E isso tudo é para TI e para todos que te ajudam no teu plano absurdo, pelo fato de dependerem de TI (assim como eu), mesmo que não concordem com tua visão distorcida da minha doença e da realidade da qual ela faz parte. Por esse motivo visto o mesmo figurino que tu nessa encenação da qual fazemos parte em nossa família. Visto a falsidade e a frieza, mesmo que não consiga ser tão calculista quanto seria o necessário para não me machucar.
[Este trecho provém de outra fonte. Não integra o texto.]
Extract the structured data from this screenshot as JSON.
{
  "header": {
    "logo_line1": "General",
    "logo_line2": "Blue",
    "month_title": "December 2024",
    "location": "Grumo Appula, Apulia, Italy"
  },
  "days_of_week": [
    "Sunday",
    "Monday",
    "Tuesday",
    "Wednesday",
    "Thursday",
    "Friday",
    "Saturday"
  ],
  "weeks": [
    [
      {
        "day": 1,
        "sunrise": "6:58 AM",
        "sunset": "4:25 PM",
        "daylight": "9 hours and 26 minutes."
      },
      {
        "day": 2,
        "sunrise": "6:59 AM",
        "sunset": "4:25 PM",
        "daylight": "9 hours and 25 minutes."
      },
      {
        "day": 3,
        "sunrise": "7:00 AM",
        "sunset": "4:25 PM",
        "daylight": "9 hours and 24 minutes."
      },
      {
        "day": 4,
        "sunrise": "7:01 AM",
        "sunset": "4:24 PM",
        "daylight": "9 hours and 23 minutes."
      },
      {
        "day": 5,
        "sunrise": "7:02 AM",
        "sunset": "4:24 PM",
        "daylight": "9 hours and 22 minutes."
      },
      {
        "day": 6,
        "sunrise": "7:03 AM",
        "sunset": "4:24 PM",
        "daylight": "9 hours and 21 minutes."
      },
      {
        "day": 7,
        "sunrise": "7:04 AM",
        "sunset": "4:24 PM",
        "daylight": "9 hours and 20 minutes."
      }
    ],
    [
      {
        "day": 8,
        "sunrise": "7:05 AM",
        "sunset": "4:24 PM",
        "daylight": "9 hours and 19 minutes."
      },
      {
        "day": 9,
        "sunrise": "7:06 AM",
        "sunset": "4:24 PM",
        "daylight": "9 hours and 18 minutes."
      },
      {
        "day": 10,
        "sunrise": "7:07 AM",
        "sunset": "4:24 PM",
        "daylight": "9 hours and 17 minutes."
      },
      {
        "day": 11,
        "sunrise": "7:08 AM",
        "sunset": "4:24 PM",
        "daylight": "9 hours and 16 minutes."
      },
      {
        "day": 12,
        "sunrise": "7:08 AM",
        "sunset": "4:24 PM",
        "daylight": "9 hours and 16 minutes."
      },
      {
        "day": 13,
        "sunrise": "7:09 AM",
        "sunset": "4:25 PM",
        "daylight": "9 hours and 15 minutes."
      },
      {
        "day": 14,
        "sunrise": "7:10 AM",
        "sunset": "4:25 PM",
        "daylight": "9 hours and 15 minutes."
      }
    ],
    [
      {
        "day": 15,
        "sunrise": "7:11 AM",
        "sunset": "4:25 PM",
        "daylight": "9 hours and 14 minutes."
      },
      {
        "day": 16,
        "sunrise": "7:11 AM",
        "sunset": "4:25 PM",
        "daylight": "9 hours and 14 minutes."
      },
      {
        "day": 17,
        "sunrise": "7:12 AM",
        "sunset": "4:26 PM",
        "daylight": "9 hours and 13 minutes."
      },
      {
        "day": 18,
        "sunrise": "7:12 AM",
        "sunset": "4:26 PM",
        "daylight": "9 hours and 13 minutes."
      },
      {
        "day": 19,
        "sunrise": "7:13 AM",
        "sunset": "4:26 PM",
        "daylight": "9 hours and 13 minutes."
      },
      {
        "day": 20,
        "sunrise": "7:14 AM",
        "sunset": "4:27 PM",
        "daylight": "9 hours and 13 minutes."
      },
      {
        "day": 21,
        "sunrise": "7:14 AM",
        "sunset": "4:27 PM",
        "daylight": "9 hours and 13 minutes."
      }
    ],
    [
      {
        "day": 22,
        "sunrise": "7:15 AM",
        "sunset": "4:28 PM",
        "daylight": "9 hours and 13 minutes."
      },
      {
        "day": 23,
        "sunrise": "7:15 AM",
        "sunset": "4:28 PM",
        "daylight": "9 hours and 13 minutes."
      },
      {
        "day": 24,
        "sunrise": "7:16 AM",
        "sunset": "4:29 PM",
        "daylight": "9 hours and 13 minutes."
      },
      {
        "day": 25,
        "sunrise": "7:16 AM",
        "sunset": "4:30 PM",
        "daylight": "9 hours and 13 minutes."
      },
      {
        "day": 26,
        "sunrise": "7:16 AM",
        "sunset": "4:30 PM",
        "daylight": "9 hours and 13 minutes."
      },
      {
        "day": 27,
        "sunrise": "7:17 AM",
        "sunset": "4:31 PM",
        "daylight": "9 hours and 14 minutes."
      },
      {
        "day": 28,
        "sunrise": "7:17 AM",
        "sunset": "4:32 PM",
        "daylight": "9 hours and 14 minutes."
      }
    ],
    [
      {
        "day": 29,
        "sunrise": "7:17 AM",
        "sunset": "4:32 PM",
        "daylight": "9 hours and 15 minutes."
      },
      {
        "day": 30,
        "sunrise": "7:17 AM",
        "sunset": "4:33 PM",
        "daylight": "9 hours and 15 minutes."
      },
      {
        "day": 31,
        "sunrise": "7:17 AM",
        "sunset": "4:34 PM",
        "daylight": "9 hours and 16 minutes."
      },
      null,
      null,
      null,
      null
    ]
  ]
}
Então me corto e deixo claro: É para ti que faço isso. Para TE sinalizar. Para TU saber que caso um dia eu morra por minhas próprias mãos, houve 3 culpados. Minha doença, eu mesmo e por último, mas não menos importante TU. É muito difícil para mim, dizer que TE amo. Mas eu amo. Porém, por tudo que TU já fez até hoje na minha vida, nesse “tudo” que em muitos momentos foram tipos de mutilações, TE odeio com a mesma intensidade. TU disse que eu devia procurar temas mais iluminados para meus trabalhos de pintura, mas a verdade é que para cada mutilação que houve desde que me entendo por gente, houve também sangramentos, hemorragias internas em mim. Sangue que nunca saiu. Sangue que secou e transformou-se em sombras que habitam o âmago de meu ser. Quando sangro, meu sangue é negro. Como a tinta que eu costumo usar em minhas obras.

Me cortei, mas superficialmente. Nada preocupante. Meus únicos medos (desejos?) é de morrer de tétano, ou de cortar fundo demais, ou no lugar “errado”. Mas há certos medos que consigo superar, esse é um deles. Viu, apesar de tudo, TU também me inspira vencer meus medos, viu, amado, PAI?